Star corundum must be cut as a cabochon to display asterism. A finished stone’s attractiveness depends on the star’s orientation and the cabochon’s symmetry, proportions, and finish.
The cabochon must have an appealing appearance, with the star properly centered when the gem rests on its base. The stone’s outline should be symmetrical.
For most stones, the dome should be fairly high—about two-thirds of the stone’s width—to focus the star sharply. If it’s too high, the phenomenon loses its graceful motion when the stone is tilted. Excessive height also makes the stone difficult to mount.
If the dome is cut too shallow, the star will be visible only from directly above. Black star sapphires, however, are prone to parallel breaks, so they’re usually cut very flat to reduce the risk of damage.
A stone should not have excess weight below the girdle that doesn’t contribute to the optical effect or reinforce color.

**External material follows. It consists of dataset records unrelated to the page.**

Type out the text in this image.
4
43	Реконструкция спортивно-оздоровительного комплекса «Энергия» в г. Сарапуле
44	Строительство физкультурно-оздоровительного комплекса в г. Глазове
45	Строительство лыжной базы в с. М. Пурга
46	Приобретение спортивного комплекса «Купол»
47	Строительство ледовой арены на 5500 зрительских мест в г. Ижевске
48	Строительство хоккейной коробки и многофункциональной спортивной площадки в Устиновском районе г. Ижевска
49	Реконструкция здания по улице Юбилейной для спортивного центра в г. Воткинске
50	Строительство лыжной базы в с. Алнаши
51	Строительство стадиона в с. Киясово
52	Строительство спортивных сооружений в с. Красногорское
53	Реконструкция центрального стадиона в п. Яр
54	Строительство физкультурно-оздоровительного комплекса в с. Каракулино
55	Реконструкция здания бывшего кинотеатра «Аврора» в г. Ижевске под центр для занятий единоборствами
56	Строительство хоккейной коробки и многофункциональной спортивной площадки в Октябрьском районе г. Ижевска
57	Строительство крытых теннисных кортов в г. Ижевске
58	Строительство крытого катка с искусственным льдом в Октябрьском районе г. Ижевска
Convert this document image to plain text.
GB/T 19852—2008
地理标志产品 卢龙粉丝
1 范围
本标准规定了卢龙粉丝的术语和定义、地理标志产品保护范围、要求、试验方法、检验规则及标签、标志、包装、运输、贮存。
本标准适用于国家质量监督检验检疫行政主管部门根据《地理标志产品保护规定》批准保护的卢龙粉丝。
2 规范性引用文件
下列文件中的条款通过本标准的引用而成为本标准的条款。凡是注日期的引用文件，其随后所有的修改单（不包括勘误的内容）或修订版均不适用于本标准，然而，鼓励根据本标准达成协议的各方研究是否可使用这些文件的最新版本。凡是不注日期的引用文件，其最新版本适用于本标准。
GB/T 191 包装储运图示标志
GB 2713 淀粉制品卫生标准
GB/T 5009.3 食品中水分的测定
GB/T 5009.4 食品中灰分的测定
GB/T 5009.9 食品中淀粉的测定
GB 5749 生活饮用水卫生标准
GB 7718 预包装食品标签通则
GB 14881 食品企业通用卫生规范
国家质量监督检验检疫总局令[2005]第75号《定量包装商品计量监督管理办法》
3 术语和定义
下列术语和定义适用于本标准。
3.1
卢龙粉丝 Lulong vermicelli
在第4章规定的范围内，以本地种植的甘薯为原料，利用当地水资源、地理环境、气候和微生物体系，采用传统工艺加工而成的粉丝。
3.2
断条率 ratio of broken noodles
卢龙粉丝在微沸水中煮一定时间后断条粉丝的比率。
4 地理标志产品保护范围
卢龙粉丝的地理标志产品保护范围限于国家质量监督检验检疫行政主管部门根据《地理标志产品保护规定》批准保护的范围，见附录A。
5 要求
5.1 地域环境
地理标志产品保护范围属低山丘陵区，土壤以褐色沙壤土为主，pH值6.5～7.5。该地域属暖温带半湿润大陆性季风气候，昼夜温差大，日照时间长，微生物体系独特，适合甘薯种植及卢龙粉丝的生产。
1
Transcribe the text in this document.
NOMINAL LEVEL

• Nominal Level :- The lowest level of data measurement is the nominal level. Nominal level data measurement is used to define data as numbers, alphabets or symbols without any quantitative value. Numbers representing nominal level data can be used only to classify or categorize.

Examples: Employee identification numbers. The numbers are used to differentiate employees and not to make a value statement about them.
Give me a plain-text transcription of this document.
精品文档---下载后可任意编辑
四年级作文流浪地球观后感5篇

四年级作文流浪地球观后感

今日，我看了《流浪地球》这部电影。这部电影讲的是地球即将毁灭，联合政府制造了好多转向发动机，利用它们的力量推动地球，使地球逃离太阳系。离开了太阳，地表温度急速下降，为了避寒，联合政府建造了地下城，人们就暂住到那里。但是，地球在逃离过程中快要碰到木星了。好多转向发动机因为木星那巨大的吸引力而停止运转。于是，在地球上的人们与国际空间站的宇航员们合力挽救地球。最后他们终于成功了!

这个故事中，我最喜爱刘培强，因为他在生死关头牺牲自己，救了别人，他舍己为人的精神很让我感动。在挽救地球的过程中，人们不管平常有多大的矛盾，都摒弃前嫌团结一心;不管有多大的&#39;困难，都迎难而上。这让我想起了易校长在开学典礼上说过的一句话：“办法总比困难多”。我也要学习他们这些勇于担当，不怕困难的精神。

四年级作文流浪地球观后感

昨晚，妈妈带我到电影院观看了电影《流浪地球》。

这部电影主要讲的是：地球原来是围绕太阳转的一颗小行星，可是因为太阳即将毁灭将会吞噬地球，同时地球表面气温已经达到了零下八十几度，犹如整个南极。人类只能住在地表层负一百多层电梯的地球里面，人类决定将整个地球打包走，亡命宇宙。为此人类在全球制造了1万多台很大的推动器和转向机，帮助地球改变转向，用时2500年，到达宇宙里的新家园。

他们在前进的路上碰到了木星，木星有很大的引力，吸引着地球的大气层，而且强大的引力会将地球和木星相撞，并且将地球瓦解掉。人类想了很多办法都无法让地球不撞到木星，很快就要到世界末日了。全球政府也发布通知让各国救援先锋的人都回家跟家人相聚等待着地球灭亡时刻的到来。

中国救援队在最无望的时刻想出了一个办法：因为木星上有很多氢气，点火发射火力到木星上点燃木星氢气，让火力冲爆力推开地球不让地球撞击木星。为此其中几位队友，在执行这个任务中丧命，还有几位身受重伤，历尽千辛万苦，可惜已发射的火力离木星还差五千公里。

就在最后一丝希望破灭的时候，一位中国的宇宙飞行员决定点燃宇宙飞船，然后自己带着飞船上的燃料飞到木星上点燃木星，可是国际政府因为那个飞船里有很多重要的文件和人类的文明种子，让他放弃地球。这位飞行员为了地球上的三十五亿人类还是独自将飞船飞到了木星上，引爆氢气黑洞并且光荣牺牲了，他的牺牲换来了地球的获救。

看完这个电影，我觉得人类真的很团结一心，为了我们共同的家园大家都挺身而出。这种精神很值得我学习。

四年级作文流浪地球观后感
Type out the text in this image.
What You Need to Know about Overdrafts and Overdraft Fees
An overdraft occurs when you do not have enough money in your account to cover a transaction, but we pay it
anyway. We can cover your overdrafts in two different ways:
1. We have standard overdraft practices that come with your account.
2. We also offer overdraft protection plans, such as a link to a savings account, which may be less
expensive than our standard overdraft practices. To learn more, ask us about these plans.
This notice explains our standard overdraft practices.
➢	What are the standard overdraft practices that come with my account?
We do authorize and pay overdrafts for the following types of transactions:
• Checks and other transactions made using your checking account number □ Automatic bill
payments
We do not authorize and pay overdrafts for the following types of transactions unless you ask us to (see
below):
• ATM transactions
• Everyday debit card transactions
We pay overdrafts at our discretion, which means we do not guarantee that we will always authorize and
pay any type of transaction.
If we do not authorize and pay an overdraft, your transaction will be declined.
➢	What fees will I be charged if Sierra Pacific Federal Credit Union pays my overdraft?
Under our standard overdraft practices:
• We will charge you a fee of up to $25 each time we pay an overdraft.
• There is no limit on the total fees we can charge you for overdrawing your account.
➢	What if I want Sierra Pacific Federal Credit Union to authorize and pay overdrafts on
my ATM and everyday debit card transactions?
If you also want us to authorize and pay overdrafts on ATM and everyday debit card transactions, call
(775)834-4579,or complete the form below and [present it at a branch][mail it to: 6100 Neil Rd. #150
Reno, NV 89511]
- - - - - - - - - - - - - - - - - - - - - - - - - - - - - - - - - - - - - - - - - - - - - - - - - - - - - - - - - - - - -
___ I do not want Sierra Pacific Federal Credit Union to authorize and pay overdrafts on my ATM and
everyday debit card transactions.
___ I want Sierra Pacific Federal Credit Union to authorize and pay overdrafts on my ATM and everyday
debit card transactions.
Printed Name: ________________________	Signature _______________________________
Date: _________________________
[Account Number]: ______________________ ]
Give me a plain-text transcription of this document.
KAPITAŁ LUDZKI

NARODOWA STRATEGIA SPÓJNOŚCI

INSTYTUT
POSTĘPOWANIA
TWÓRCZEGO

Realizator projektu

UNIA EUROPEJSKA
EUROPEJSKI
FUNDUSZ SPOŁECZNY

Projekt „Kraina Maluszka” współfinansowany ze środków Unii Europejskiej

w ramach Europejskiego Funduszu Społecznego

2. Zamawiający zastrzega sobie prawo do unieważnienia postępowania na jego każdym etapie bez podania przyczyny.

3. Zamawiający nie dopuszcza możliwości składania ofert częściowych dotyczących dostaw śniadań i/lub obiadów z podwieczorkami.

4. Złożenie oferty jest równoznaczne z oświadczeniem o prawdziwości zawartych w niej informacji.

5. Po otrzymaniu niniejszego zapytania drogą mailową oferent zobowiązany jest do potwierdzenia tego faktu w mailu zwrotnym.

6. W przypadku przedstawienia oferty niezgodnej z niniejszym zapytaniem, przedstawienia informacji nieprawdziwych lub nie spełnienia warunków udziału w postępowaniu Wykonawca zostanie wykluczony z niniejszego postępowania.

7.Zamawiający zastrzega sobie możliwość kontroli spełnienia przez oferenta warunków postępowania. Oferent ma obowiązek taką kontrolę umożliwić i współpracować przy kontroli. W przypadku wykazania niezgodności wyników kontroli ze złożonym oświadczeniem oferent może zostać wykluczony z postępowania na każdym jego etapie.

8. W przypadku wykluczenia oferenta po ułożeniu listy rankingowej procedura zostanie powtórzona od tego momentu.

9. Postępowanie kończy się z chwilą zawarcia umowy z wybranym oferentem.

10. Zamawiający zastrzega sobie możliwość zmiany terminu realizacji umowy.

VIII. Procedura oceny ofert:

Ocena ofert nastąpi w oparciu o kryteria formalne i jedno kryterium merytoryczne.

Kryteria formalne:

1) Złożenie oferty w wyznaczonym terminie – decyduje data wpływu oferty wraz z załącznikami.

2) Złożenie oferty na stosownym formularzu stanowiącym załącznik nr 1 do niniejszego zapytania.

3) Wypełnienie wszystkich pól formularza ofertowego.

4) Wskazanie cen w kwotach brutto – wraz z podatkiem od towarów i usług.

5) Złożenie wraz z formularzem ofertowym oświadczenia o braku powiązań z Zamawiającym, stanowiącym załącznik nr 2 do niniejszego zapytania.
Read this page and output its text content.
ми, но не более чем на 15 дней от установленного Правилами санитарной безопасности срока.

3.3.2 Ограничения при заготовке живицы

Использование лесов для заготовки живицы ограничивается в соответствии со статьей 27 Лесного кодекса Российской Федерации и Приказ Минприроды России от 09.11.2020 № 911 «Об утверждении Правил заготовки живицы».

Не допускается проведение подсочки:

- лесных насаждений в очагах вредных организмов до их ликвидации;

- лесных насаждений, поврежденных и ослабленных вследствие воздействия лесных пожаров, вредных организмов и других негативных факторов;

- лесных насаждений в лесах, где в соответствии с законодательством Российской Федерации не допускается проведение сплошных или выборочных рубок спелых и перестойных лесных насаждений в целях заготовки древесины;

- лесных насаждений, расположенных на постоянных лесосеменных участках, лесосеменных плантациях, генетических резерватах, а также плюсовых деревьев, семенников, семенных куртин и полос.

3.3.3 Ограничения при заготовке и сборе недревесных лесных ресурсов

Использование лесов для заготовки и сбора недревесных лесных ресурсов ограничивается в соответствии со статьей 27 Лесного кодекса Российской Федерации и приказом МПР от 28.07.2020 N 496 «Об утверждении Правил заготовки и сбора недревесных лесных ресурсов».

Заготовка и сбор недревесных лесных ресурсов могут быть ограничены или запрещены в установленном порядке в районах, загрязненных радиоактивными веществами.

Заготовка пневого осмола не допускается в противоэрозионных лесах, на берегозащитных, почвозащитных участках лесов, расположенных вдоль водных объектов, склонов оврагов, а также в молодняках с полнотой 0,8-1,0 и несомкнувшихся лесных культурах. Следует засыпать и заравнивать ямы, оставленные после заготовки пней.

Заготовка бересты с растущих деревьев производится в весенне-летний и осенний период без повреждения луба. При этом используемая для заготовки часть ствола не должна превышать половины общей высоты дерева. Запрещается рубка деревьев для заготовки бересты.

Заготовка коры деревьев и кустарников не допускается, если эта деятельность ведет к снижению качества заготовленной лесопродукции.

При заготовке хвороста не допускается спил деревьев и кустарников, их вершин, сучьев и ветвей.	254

Blue sapphires can range in size anywhere from a few points to hundreds of carats, and large blue sapphires are more readily available than large rubies. However, most commercial-quality blue sapphires weigh less than 5.00 carats.
Large commercial-quality blue sapphires are more common than large fine-quality ones. As a result, size makes more of a difference in the price of fine-quality sapphire. A fine-quality 5.00 carat blue sapphire sells for approximately five times more per carat than the same-quality 1.00 carat stone.
A commercial-quality 5.00 carat stone sells for only about twice as much per carat as a 1.00 carat blue sapphire of the same quality.
These examples are not meant to be exact pricing guidelines, but to illustrate how much the per-carat price can go up as the size and the quality rise.